Question

A circuit draws a power of 550W from a source of 220V, 50Hz. The power factor of the circuit is $0.8$ and the current lags in phase behind the potential difference. To make the power factor of the circuit as $1.0$, what capacitance will have to be connected to it?
A) $\dfrac{1}{{42\pi }} \times {10^{ - 2}}F$
B) $\dfrac{1}{{41\pi }} \times {10^{ - 2}}F$
C) $\dfrac{1}{{5\pi }} \times {10^{ - 2}}F$
D) $\dfrac{1}{{84\pi }} \times {10^{ - 2}}F$

Answer 1

Hint: Resistance is the measure of the opposition offered to the flow of current in a circuit. In an A.C. circuit the amplitudes constantly change over time. Also the power factor in an a.c. circuit determines how effectively the power is utilised by the load.
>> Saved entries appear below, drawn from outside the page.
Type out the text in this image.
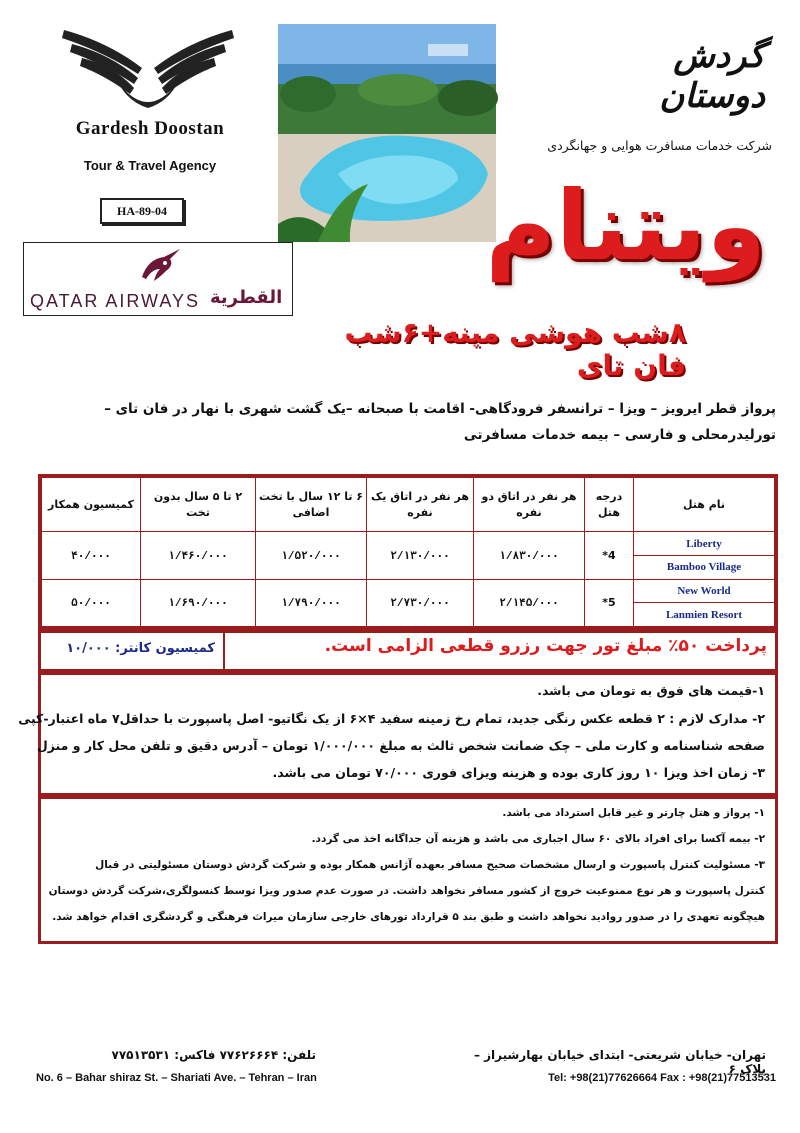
Gardesh Doostan
Tour & Travel Agency
HA-89-04
QATAR AIRWAYS القطرية
گردش دوستان
شرکت خدمات مسافرت هوایی و جهانگردی
ویتنام
۸شب هوشی مینه+۶شب فان تای
پرواز قطر ایرویز – ویزا – ترانسفر فرودگاهی- اقامت با صبحانه –یک گشت شهری با نهار در فان تای –
تورلیدرمحلی و فارسی – بیمه خدمات مسافرتی
نام هتل	درجه هتل	هر نفر در اتاق دو نفره	هر نفر در اتاق یک نفره	۶ تا ۱۲ سال با تخت اضافی	۲ تا ۵ سال بدون تخت	کمیسیون همکار
Liberty	4*	۱/۸۳۰/۰۰۰	۲/۱۳۰/۰۰۰	۱/۵۲۰/۰۰۰	۱/۴۶۰/۰۰۰	۴۰/۰۰۰
Bamboo Village						
New World	5*	۲/۱۴۵/۰۰۰	۲/۷۳۰/۰۰۰	۱/۷۹۰/۰۰۰	۱/۶۹۰/۰۰۰	۵۰/۰۰۰
Lanmien Resort						
پرداخت ۵۰٪ مبلغ تور جهت رزرو قطعی الزامی است.
کمیسیون کانتر: ۱۰/۰۰۰
۱-قیمت های فوق به تومان می باشد.
۲- مدارک لازم : ۲ قطعه عکس رنگی جدید، تمام رخ زمینه سفید ۴×۶ از یک نگاتیو- اصل پاسپورت با حداقل۷ ماه اعتبار-کپی
صفحه شناسنامه و کارت ملی – چک ضمانت شخص ثالث به مبلغ ۱/۰۰۰/۰۰۰ تومان – آدرس دقیق و تلفن محل کار و منزل
۳- زمان اخذ ویزا ۱۰ روز کاری بوده و هزینه ویزای فوری ۷۰/۰۰۰ تومان می باشد.
۱- پرواز و هتل چارتر و غیر قابل استرداد می باشد.
۲- بیمه آکسا برای افراد بالای ۶۰ سال اجباری می باشد و هزینه آن جداگانه اخذ می گردد.
۳- مسئولیت کنترل پاسپورت و ارسال مشخصات صحیح مسافر بعهده آژانس همکار بوده و شرکت گردش دوستان مسئولیتی در قبال
کنترل پاسپورت و هر نوع ممنوعیت خروج از کشور مسافر نخواهد داشت. در صورت عدم صدور ویزا توسط کنسولگری،شرکت گردش دوستان
هیچگونه تعهدی را در صدور روادید نخواهد داشت و طبق بند ۵ قرارداد تورهای خارجی سازمان میراث فرهنگی و گردشگری اقدام خواهد شد.
تهران- خیابان شریعتی- ابتدای خیابان بهارشیراز – پلاک ۶
تلفن: ۷۷۶۲۶۶۶۴ فاکس: ۷۷۵۱۳۵۳۱
No. 6 – Bahar shiraz St. – Shariati Ave. – Tehran – Iran	Tel: +98(21)77626664 Fax : +98(21)77513531
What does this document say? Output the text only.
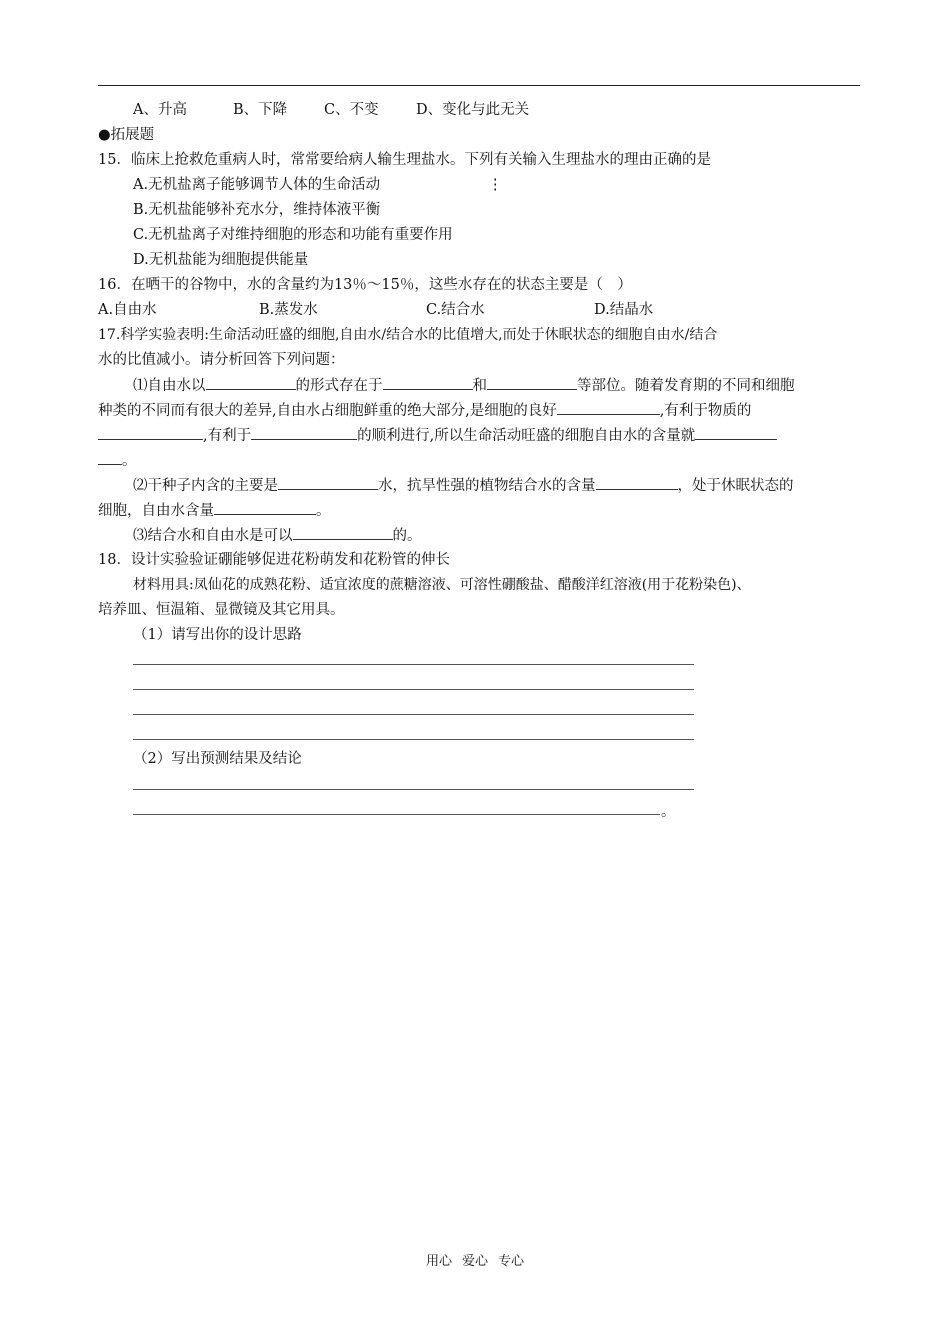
A、升高	B、下降	C、不变	D、变化与此无关
●拓展题
15．临床上抢救危重病人时，常常要给病人输生理盐水。下列有关输入生理盐水的理由正确的是
A.无机盐离子能够调节人体的生命活动	⋮
B.无机盐能够补充水分，维持体液平衡
C.无机盐离子对维持细胞的形态和功能有重要作用
D.无机盐能为细胞提供能量
16．在晒干的谷物中，水的含量约为13％～15％，这些水存在的状态主要是（　）
A.自由水	B.蒸发水	C.结合水	D.结晶水
17.科学实验表明:生命活动旺盛的细胞,自由水/结合水的比值增大,而处于休眠状态的细胞自由水/结合
水的比值减小。请分析回答下列问题：
⑴自由水以	的形式存在于	和	等部位。随着发育期的不同和细胞
种类的不同而有很大的差异,自由水占细胞鲜重的绝大部分,是细胞的良好	,有利于物质的
,有利于	的顺利进行,所以生命活动旺盛的细胞自由水的含量就
。
⑵干种子内含的主要是	水，抗旱性强的植物结合水的含量	，处于休眠状态的
细胞，自由水含量	。
⑶结合水和自由水是可以	的。
18．设计实验验证硼能够促进花粉萌发和花粉管的伸长
材料用具:凤仙花的成熟花粉、适宜浓度的蔗糖溶液、可溶性硼酸盐、醋酸洋红溶液(用于花粉染色)、
培养皿、恒温箱、显微镜及其它用具。
（1）请写出你的设计思路
（2）写出预测结果及结论
。
用心 爱心 专心
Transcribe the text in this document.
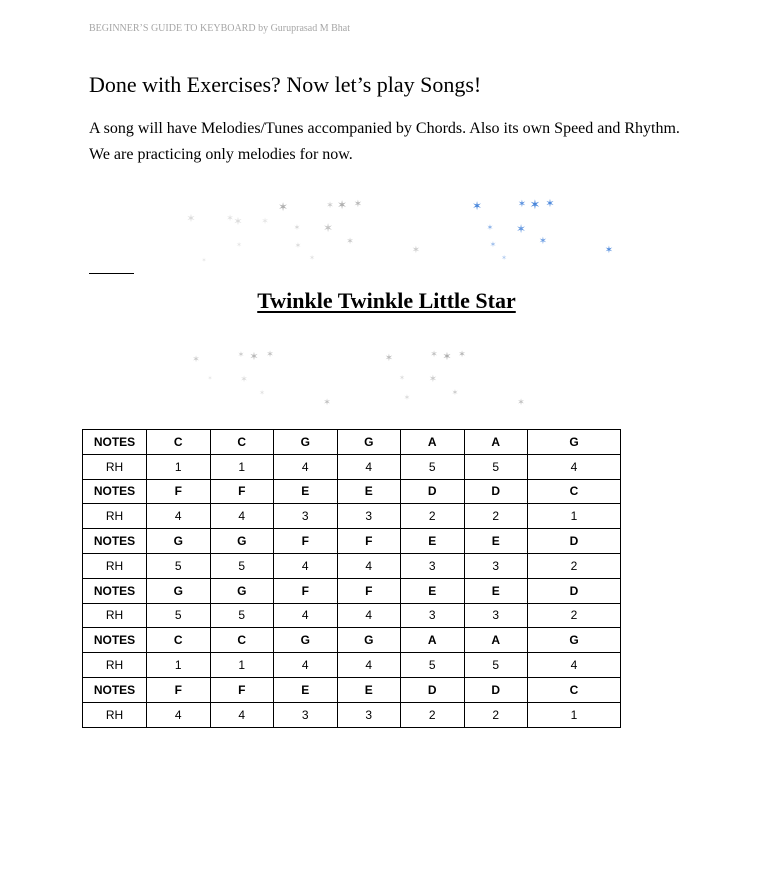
BEGINNER’S GUIDE TO KEYBOARD by Guruprasad M Bhat
Done with Exercises? Now let’s play Songs!

A song will have Melodies/Tunes accompanied by Chords. Also its own Speed and Rhythm. We are practicing only melodies for now.

✶	✶ ✶ ✶
✶	✶ ✶ ✶
✶
✶
✶
✶
✶	✶
✶
✶
✶	✶ ✶ ✶
✶
✶
✶
✶
✶
✶
✶
✶ ✶ ✶
✶
✶
✶
✶
✶	✶ ✶ ✶
✶
✶
✶
✶
✶
Twinkle Twinkle Little Star
NOTES	C	C	G	G	A	A	G
RH	1	1	4	4	5	5	4
NOTES	F	F	E	E	D	D	C
RH	4	4	3	3	2	2	1
NOTES	G	G	F	F	E	E	D
RH	5	5	4	4	3	3	2
NOTES	G	G	F	F	E	E	D
RH	5	5	4	4	3	3	2
NOTES	C	C	G	G	A	A	G
RH	1	1	4	4	5	5	4
NOTES	F	F	E	E	D	D	C
RH	4	4	3	3	2	2	1
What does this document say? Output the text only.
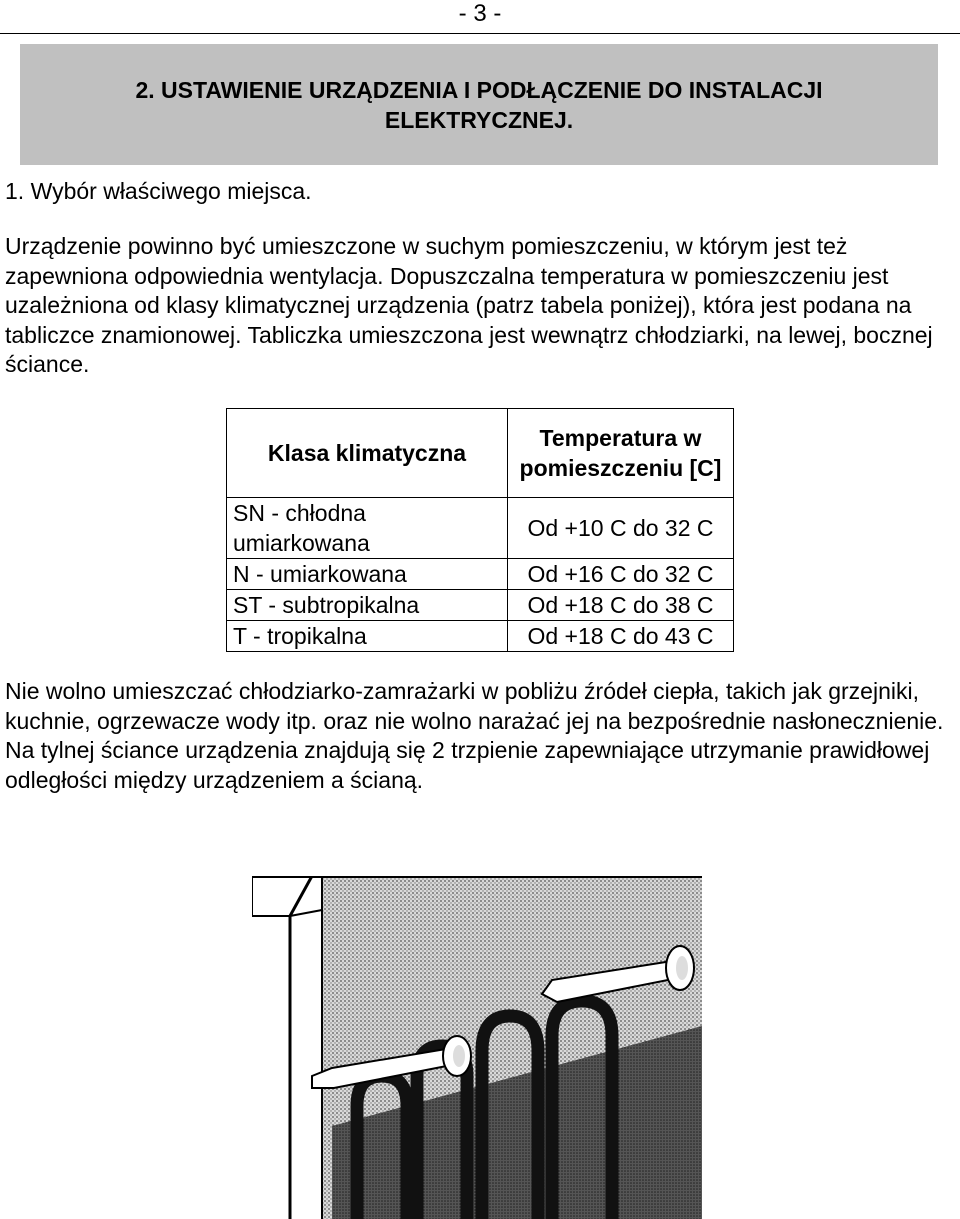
- 3 -
2. USTAWIENIE URZĄDZENIA I PODŁĄCZENIE DO INSTALACJI
ELEKTRYCZNEJ.
1. Wybór właściwego miejsca.
Urządzenie powinno być umieszczone w suchym pomieszczeniu, w którym jest też zapewniona odpowiednia wentylacja. Dopuszczalna temperatura w pomieszczeniu jest uzależniona od klasy klimatycznej urządzenia (patrz tabela poniżej), która jest podana na tabliczce znamionowej. Tabliczka umieszczona jest wewnątrz chłodziarki, na lewej, bocznej ściance.
Klasa klimatyczna	Temperatura w pomieszczeniu [C]
SN - chłodna umiarkowana	Od +10 C do 32 C
N - umiarkowana	Od +16 C do 32 C
ST - subtropikalna	Od +18 C do 38 C
T - tropikalna	Od +18 C do 43 C
Nie wolno umieszczać chłodziarko-zamrażarki w pobliżu źródeł ciepła, takich jak grzejniki, kuchnie, ogrzewacze wody itp. oraz nie wolno narażać jej na bezpośrednie nasłonecznienie. Na tylnej ściance urządzenia znajdują się 2 trzpienie zapewniające utrzymanie prawidłowej odległości między urządzeniem a ścianą.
Complete step by step answer:
Given that power is $P = 550Watt$
${V_{rms}} = 220V$
$f = 50Hz$
$\cos {\Phi _1} = 0.8$
It is said that the power factor of the circuit should be 1. That is $\cos {\Phi _2} = 1$
The real power in an a.c. circuit defines the power consumed by the resistive part of the circuit. This power is actually transferred to the load. It is also known as true or active power. The formula for the real power for an a.c. circuit is written as
$P = {V_{rms}}.{I_{rms}}.\cos \Phi $
$\Rightarrow P = \dfrac{{V_{rms}^2}}{Z}\cos \Phi $
$\Rightarrow Z = \dfrac{{V_{rms}^2}}{P}\cos {\Phi _1}$
Substituting all the given values,
$\Rightarrow Z = \dfrac{{{{(220)}^2}}}{{550}} \times 0.8$
$\Rightarrow Z = 70.4\Omega $
The average power in an a.c. circuit is determined in terms of rms voltage and current. Given that the current lags in phase difference behind the potential. So the power factor is given by
$\cos {\Phi _1} = \dfrac{R}{Z}$
$R = Z\cos {\Phi _1}$
$\Rightarrow R = (70.4)(0.8)$
$\Rightarrow R = 56.32\Omega $

Inductors provide inductance to a circuit and store energy temporarily in the form of magnetic field. The total impedance of the circuit is given by
$Z = \sqrt {{L^2}{\omega ^2} + {R^2}} $
Where Z is the impedance
R is the reactance
L is the inductance
$\Rightarrow 70.4 = \sqrt {{{(\omega L)}^2} + {{(56.32)}^2}} $
$\Rightarrow \omega L = 42.2\Omega $

But according to the given condition in the question, the power factor of the circuit should be 1. It is possible when
${X_L} = {X_C}$
Where ${X_L}$ is the inductive reactance $ = \omega L$
And ${X_C}$ is the capacitive reactance$ = \dfrac{1}{{\omega C}}$
Therefore,
$\omega L = \dfrac{1}{{\omega C}}$
$\Rightarrow C = \dfrac{1}{{\omega (\omega L)}}$

When the capacitor is connected in the circuit, then
$\Rightarrow C = \dfrac{1}{{2\pi f(42.2)}}$
$\Rightarrow C = \dfrac{1}{{2\pi \times 50(42.2)}}$
$\Rightarrow C = \dfrac{1}{{42\pi }} \times {10^{ - 2}}F$

Therefore Option A is the correct answer.

Note:
It is to be noted that the terms impedance, reactance and resistance are different. Resistance is the opposition to flow of current, but reactance is the opposition to the change in flow of current due to inductance and capacitance only. Impedance is the sum of both resistance and reactance.